La deuxième a un rapport avec la conception de démocratie proposée par les gouvernants aux citoyens brésiliens. Or, c'est surtout son aspect représentatif au détriment du participatif qui est mis en valeur comme nous avons pu le constater pendant la campagne électorale de 1998.

Bertrand Badie (1995) avait déjà attiré notre attention sur ce phénomène, car il le considère comme un événement qui atteint surtout le Tiers Monde, engendrant une confusion de ce que l'on cherche à faire comprendre pour démocratie. Selon lui, elle est perçue dans nombre de pays comme le régime où l'on élit ses représentants.
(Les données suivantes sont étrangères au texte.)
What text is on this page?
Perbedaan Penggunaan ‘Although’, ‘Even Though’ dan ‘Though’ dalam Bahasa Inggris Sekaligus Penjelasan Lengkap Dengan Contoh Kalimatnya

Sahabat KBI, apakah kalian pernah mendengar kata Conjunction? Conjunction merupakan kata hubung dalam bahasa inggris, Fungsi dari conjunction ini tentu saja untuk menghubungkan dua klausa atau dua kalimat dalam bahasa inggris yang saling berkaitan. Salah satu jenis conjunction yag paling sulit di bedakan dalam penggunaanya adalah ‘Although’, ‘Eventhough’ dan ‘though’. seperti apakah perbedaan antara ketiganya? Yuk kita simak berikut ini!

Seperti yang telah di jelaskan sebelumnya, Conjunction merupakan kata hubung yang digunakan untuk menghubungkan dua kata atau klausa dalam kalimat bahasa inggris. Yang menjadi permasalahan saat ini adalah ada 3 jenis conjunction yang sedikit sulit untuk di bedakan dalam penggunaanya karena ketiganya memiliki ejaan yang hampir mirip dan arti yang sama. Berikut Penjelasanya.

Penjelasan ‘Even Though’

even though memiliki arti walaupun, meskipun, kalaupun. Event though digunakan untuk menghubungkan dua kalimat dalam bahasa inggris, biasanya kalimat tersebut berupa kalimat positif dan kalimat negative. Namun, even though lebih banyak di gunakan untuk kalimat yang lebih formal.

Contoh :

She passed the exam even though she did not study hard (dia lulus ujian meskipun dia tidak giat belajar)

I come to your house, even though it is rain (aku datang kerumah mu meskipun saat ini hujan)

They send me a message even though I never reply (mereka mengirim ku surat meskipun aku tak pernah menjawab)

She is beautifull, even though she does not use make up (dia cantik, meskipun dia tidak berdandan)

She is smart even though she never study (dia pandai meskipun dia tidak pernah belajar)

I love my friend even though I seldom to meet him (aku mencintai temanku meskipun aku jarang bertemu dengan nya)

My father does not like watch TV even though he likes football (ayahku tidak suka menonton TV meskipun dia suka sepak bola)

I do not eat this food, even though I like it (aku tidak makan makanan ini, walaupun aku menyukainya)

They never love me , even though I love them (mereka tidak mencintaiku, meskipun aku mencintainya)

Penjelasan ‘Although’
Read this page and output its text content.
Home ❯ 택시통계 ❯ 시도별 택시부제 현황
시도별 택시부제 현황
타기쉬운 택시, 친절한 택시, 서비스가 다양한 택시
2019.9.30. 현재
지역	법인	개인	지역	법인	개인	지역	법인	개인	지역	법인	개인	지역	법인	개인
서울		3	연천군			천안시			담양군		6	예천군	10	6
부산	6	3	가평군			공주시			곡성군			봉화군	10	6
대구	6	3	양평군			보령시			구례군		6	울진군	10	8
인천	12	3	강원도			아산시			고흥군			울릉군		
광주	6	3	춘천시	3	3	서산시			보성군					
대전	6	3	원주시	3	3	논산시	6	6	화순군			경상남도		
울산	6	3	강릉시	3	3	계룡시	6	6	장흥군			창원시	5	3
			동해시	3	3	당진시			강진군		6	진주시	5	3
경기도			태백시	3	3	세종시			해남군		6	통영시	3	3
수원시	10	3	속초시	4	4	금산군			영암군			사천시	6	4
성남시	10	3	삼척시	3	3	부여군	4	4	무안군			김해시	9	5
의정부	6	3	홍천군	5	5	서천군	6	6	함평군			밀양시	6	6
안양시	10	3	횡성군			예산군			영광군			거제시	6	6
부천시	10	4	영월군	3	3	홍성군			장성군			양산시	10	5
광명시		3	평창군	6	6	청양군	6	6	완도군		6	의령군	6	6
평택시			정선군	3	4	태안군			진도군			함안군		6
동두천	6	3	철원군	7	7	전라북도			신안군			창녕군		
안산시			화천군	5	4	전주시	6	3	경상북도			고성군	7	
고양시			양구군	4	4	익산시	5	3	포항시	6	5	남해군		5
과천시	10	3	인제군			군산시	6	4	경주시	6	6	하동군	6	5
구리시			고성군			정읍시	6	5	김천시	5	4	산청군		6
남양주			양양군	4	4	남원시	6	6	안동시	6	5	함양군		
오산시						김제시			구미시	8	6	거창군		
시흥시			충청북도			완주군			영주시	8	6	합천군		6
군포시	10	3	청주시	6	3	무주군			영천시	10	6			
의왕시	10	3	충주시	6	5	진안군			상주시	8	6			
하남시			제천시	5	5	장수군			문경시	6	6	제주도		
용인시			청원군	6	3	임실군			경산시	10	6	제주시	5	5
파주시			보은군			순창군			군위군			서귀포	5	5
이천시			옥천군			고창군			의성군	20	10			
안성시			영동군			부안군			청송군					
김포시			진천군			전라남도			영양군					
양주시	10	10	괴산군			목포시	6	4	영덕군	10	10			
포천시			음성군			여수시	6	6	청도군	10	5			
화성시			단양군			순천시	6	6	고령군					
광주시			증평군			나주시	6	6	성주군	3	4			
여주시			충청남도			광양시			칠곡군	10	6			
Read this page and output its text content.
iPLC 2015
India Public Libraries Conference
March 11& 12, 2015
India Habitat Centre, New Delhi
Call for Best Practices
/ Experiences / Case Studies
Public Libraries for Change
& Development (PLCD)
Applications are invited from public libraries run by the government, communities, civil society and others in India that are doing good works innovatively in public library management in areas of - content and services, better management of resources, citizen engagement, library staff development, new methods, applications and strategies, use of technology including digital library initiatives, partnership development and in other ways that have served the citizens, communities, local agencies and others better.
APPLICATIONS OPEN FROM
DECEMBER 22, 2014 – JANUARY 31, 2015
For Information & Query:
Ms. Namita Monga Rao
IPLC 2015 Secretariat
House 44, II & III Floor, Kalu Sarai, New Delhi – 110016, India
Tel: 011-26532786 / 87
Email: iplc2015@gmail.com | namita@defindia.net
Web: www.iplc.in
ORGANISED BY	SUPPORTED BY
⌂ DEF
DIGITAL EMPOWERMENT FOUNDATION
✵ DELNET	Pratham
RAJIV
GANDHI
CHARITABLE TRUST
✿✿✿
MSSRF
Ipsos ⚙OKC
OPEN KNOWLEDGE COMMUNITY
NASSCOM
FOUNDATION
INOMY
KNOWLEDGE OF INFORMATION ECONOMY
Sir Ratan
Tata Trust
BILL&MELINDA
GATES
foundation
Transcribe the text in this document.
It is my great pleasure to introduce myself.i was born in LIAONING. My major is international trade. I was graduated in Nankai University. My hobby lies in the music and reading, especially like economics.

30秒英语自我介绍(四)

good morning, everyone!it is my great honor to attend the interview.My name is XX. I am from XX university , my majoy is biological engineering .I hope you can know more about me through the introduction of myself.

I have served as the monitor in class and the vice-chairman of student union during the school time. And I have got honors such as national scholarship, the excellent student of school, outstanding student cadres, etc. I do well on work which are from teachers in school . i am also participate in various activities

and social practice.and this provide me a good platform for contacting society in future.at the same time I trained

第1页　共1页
Nous aimerions proposer ici que la manière dont nous avons perçu la campagne électorale 1998 nous semble confirmer cette conception de la part des institutions engagées dans ce processus. Toute une campagne d'information parallèle à la campagne des partis disait : " Vous avez voté et avez rendu la démocratie plus forte " ou " Votez et soyez le bienvenu à la démocratie. " Partant de l'observation de ces slogans, nous suggérons que les détenteurs du pouvoir au Brésil, incarnés en cette période électorale par le Tribunal Supérieur Electoral, présentent la démocratie en tant que technique de gouvernement représentatif sans aucune au détriment des aspects participatifs que ce concept incorpore en lui. Ils présentent leur propre conception de démocratie en cherchant à induire les électeurs à accepter l'idée que l'acte de voter enferme en soi tout un concept.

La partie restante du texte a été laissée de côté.